8 Then Peter, filled with the Holy Spirit, said to them, “Rulers and elders of our people, 9 are we being questioned today because we’ve done a good deed for a crippled man? Do you want to know how he was healed? 10 Let me clearly state to all of you and to all the people of Israel that he was healed by the powerful name of Jesus Christ the Nazarene, the man you crucified but whom God raised from the dead. 11 For Jesus is the one referred to in the Scriptures, where it says, ‘The stone that you builders rejected has now become the cornerstone.’

12 There is salvation in no one else! God has given no other name under heaven by which we must be saved.”

13 The members of the council were amazed when they saw the boldness of Peter and John, for they could see that they were ordinary men with no special training in the Scriptures. They also recognized them as men who had been with Jesus. 14 But since they could see the man who had been healed standing right there among them, there was nothing the council could say. 15 So they ordered Peter and John out of the council chamber and conferred among themselves.

16 “What should we do with these men?” they asked each other. “We can’t deny that they have performed a miraculous sign, and everybody in Jerusalem knows about it. 17 But to keep them from spreading their propaganda any further, we must warn them not to speak to anyone in Jesus’ name again.” 18 So they called the apostles back in and commanded them never again to speak or teach in the name of Jesus.

19 But Peter and John replied, “Do you think God wants us to obey you rather than him? 20 We cannot stop telling about everything we have seen and heard.”

21 The council then threatened them further, but they finally let them go because they didn’t know how to punish them without starting a riot. For everyone was praising God 22 for this miraculous sign—the healing of a man who had been lame for more than forty years.

The Confrontation:

We imagine the scene – the lame man healed, everyone excited about the miracle, Peter taking the opportunity to explain what has happened and preach a message of repentance and forgiveness through the resurrected Jesus, and uh oh… here it comes… “they were confronted by the priests, the captain of the Temple guard, and some of the Sadducees,” who are “very disturbed…”. Why? Because they don’t agree with the theology.

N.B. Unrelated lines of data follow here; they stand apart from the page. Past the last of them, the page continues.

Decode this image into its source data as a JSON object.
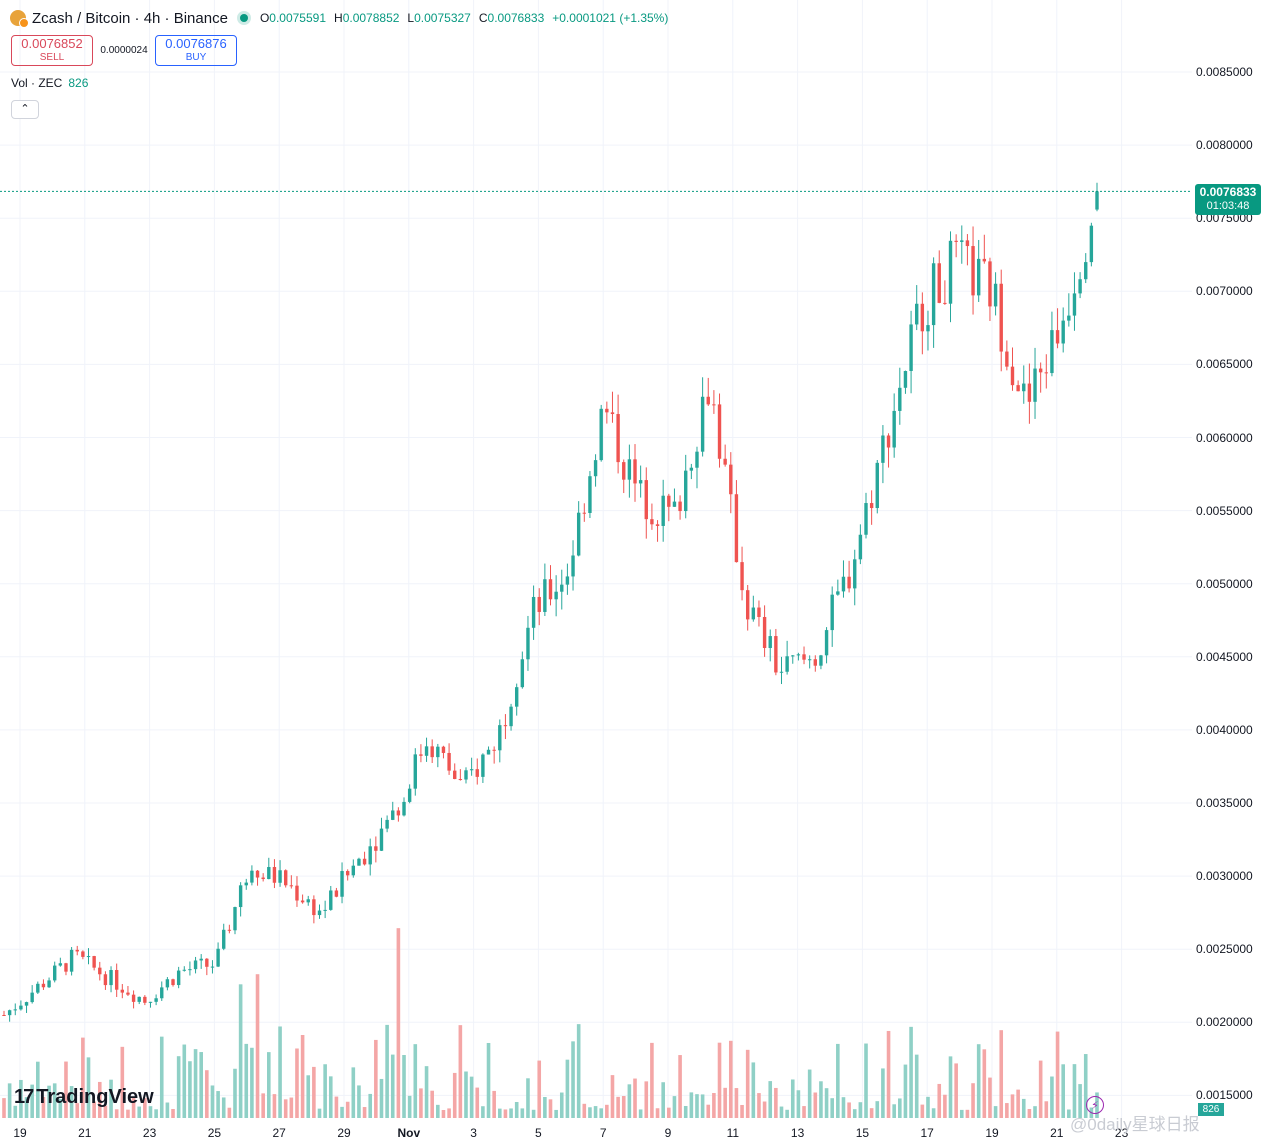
{
  "header": {
    "symbol": "Zcash / Bitcoin · 4h · Binance",
    "open_label": "O",
    "open_value": "0.0075591",
    "high_label": "H",
    "high_value": "0.0078852",
    "low_label": "L",
    "low_value": "0.0075327",
    "close_label": "C",
    "close_value": "0.0076833",
    "change": "+0.0001021 (+1.35%)"
  },
  "trade": {
    "sell_price": "0.0076852",
    "sell_label": "SELL",
    "spread": "0.0000024",
    "buy_price": "0.0076876",
    "buy_label": "BUY"
  },
  "volume": {
    "label": "Vol · ZEC",
    "value": "826",
    "tag": "826"
  },
  "collapse_icon": "chevron-up-icon",
  "last_price": {
    "value": "0.0076833",
    "countdown": "01:03:48"
  },
  "watermark": "@0daily星球日报",
  "brand": "TradingView",
  "colors": {
    "up": "#26a69a",
    "down": "#ef5350",
    "up_vol": "#8fd0c6",
    "down_vol": "#f4a6a6",
    "price_line": "#089981",
    "grid": "#f0f3fa"
  },
  "chart_data": {
    "type": "candlestick",
    "y_axis": [
      "0.0085000",
      "0.0080000",
      "0.0075000",
      "0.0070000",
      "0.0065000",
      "0.0060000",
      "0.0055000",
      "0.0050000",
      "0.0045000",
      "0.0040000",
      "0.0035000",
      "0.0030000",
      "0.0025000",
      "0.0020000",
      "0.0015000"
    ],
    "x_axis": [
      "19",
      "21",
      "23",
      "25",
      "27",
      "29",
      "Nov",
      "3",
      "5",
      "7",
      "9",
      "11",
      "13",
      "15",
      "17",
      "19",
      "21",
      "23"
    ],
    "ylim": [
      0.0012,
      0.0087
    ],
    "interval": "4h",
    "close_path": [
      [
        "19",
        0.00205
      ],
      [
        "21",
        0.00225
      ],
      [
        "22",
        0.00245
      ],
      [
        "23",
        0.0023
      ],
      [
        "24",
        0.00215
      ],
      [
        "25",
        0.00235
      ],
      [
        "26",
        0.0024
      ],
      [
        "27",
        0.0031
      ],
      [
        "28",
        0.00295
      ],
      [
        "29",
        0.00275
      ],
      [
        "30",
        0.0031
      ],
      [
        "Nov",
        0.0034
      ],
      [
        "2",
        0.00395
      ],
      [
        "3",
        0.0036
      ],
      [
        "4",
        0.00395
      ],
      [
        "5",
        0.0048
      ],
      [
        "6",
        0.0051
      ],
      [
        "7",
        0.0062
      ],
      [
        "8",
        0.0056
      ],
      [
        "9",
        0.00545
      ],
      [
        "10",
        0.0064
      ],
      [
        "11",
        0.0049
      ],
      [
        "12",
        0.0044
      ],
      [
        "13",
        0.0045
      ],
      [
        "14",
        0.0051
      ],
      [
        "15",
        0.006
      ],
      [
        "16",
        0.0069
      ],
      [
        "17",
        0.0072
      ],
      [
        "18",
        0.007
      ],
      [
        "19",
        0.0062
      ],
      [
        "20",
        0.0068
      ],
      [
        "21",
        0.00768
      ]
    ],
    "grid": true
  }
}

Does anything seem missing? What has happened among these officials that they miss the fact that a lame man has had his life handed back to him? It begs the question for me, are there areas in my life where I am more concerned about “being right” then recognizing God at work in some profound ways? See, there is a power dynamic at work here, and those are always dangerous. The rulers feel undermined by the power displayed by Jesus’ disciples here, a power which brings life to a lame man and a power which they don’t have, so they feel threatened and react to oppose and try to stifle that power through what power they do have – the power to arrest and throw in jail. I think there is something here for us – how often to I miss something God is trying to do because I already have some ideas of what God is supposed to do? Put in terms of this power dynamic, where do I hold on to some idea of power in my life because I refuse to see that this whole idea of me having any power or control is actually an illusion, and leads to a life of misery? God is the one with all the power, and God is the one in control, my goal needs to be the same as Jesus’, who even though He was God said, “I tell you the truth, the Son can do nothing by himself. He does only what he sees the Father doing. Whatever the Father does, the Son also does.” (Jn 5:19).